Applicant's summary and conclusion

Conclusions:
There were no statistically significant differences in male mating, male fertility, female fertility, female fecundity, or female gestational indices between treated and control animals in the P1 or P2 generation. Mean days of gestation and mean litter size and of the treated and control groups
were similar. There were no statistically significant differences in the mean sex ratio of the treated offspring compared with controls.

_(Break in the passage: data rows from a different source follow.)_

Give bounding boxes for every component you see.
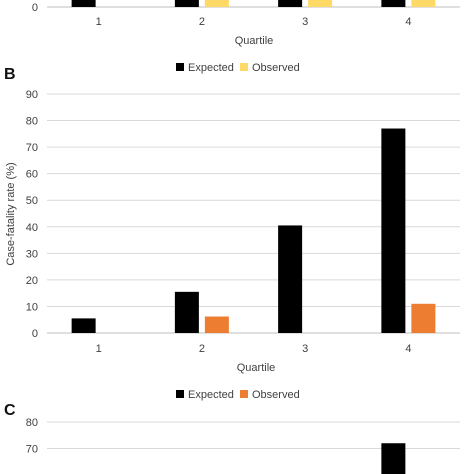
panel-b-ytick-label: 40 (26, 222, 38, 234)
panel-c-chart: Expected Observed C 70 80 (4, 389, 460, 474)
panel-a-ytick-0: 0 (32, 2, 38, 14)
panel-a-bar-expected (71, 0, 96, 7)
panel-b-bar-observed-q2 (204, 316, 229, 333)
legend-label-expected: Expected (188, 62, 234, 74)
panel-b-xtick-label: 2 (199, 343, 205, 355)
panel-b-ytick-label: 20 (26, 275, 38, 287)
panel-b-bar-observed-q4 (411, 303, 436, 333)
panel-a-bar-expected (174, 0, 199, 7)
panel-a-xtick-label: 4 (405, 16, 411, 28)
panel-b-chart: B Expected Observed 0102030405060708090 … (4, 62, 460, 374)
panel-b-bar-expected-q3 (278, 225, 303, 333)
panel-a-bar-observed (411, 0, 436, 7)
legend-swatch-observed-c (240, 390, 248, 398)
panel-b-ytick-label: 60 (26, 169, 38, 181)
panel-b-ytick-label: 70 (26, 142, 38, 154)
panel-c-letter: C (4, 402, 16, 419)
legend-swatch-expected-c (176, 390, 184, 398)
panel-b-bar-expected-q4 (381, 128, 406, 333)
panel-a-bar-observed (308, 0, 333, 7)
panel-c-legend: Expected Observed (176, 389, 300, 401)
panel-a-bar-expected (381, 0, 406, 7)
panel-c-bar-expected-q4 (381, 443, 406, 474)
legend-label-observed-c: Observed (252, 389, 300, 401)
panel-a-x-axis-title: Quartile (235, 35, 274, 47)
panel-b-bar-expected-q1 (71, 318, 96, 333)
panel-b-legend: Expected Observed (176, 62, 300, 74)
panel-b-ytick-label: 0 (32, 328, 38, 340)
legend-label-expected-c: Expected (188, 389, 234, 401)
panel-b-xtick-label: 1 (96, 343, 102, 355)
panel-a-bar-observed (204, 0, 229, 7)
panel-a-xtick-label: 3 (302, 16, 308, 28)
panel-b-ytick-label: 90 (26, 89, 38, 101)
panel-b-ytick-label: 30 (26, 248, 38, 260)
panel-b-ytick-label: 80 (26, 116, 38, 128)
panel-b-xtick-label: 3 (302, 343, 308, 355)
panel-b-xtick-label: 4 (405, 343, 411, 355)
panel-c-ytick-label: 80 (26, 417, 38, 429)
panel-b-bar-expected-q2 (174, 291, 199, 333)
legend-swatch-expected (176, 63, 184, 71)
panel-b-ytick-label: 10 (26, 301, 38, 313)
panel-b-x-axis-title: Quartile (237, 362, 276, 374)
panel-a-xtick-label: 2 (199, 16, 205, 28)
panel-a-bar-expected (278, 0, 303, 7)
legend-label-observed: Observed (252, 62, 300, 74)
panel-b-ytick-label: 50 (26, 195, 38, 207)
panel-b-letter: B (4, 66, 16, 83)
panel-a-xtick-label: 1 (96, 16, 102, 28)
panel-b-y-axis-title: Case-fatality rate (%) (5, 162, 17, 265)
panel-c-ytick-label: 70 (26, 444, 38, 456)
legend-swatch-observed (240, 63, 248, 71)
panel-a-chart: 0 1 2 3 4 Quartile (32, 0, 460, 47)
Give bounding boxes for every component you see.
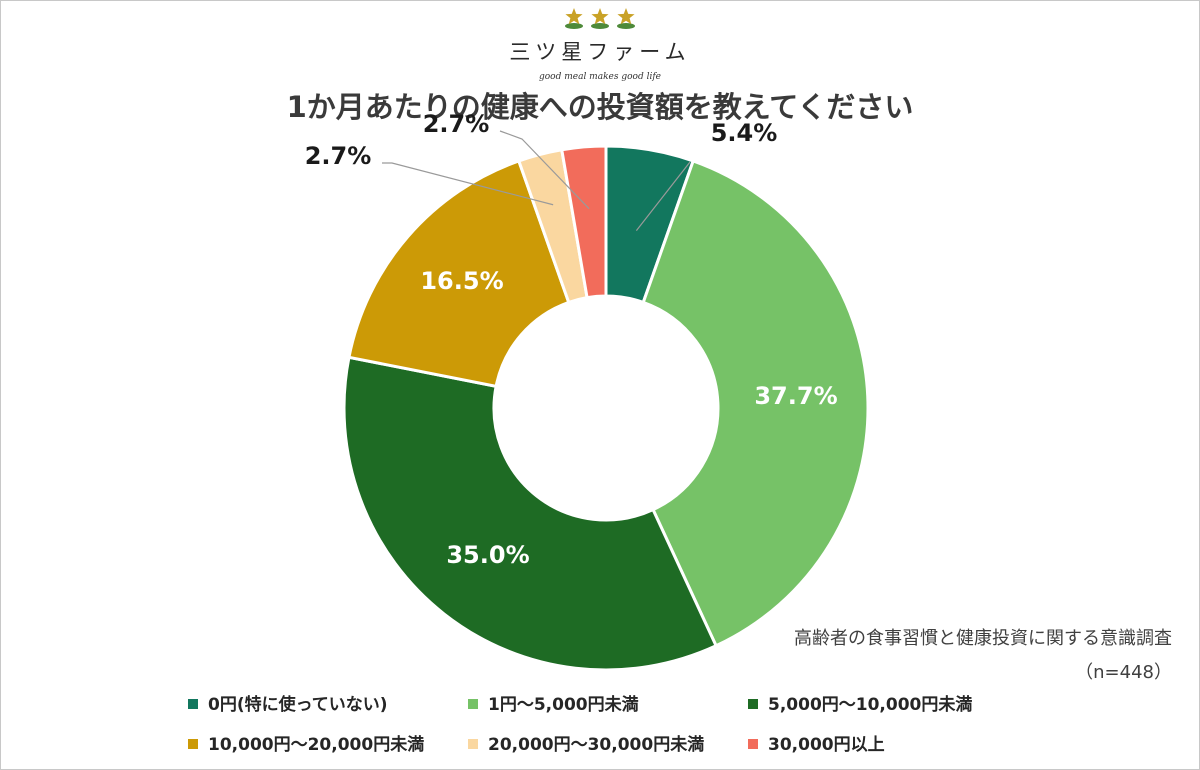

Parental toxicity: In both studies, liver and kidney effects were observed in the P1 generation. Increased liver weights and associated hepatocellular hypertrophy were observed at dietary concentrations of 0.4% and greater in both studies. These dietary concentrations also produced kidney effects that were associated with alpha 2u microglobulin toxicity, a male rat specific effect and thus not relevant to humans. In the first study, minor effects on the liver were observed at 0.2% (103 – 203 mg/kg/day). In the second study, no hepatic effects were recorded at this concentration (114 – 225 mg/kg/day). As there is a range in intake levels, it is likely this dietary concentration results in ingestion of DIDP at or near the NOAEL for systemic effects from repeated doing. Up to the highest dose tested no overt signs of reproductive toxicity were reported and no effect was observed on fertility parameters. For offspring toxicity, a decrease in survival indices (day 1 and day 4) in F2 generation leads to a NOAEL of 0.06% (33 mg/kg bw/d, lowest estimated dose for 0.06% DIDP in diet). No effect was observed on developmental landmarks assessed at any dose tested.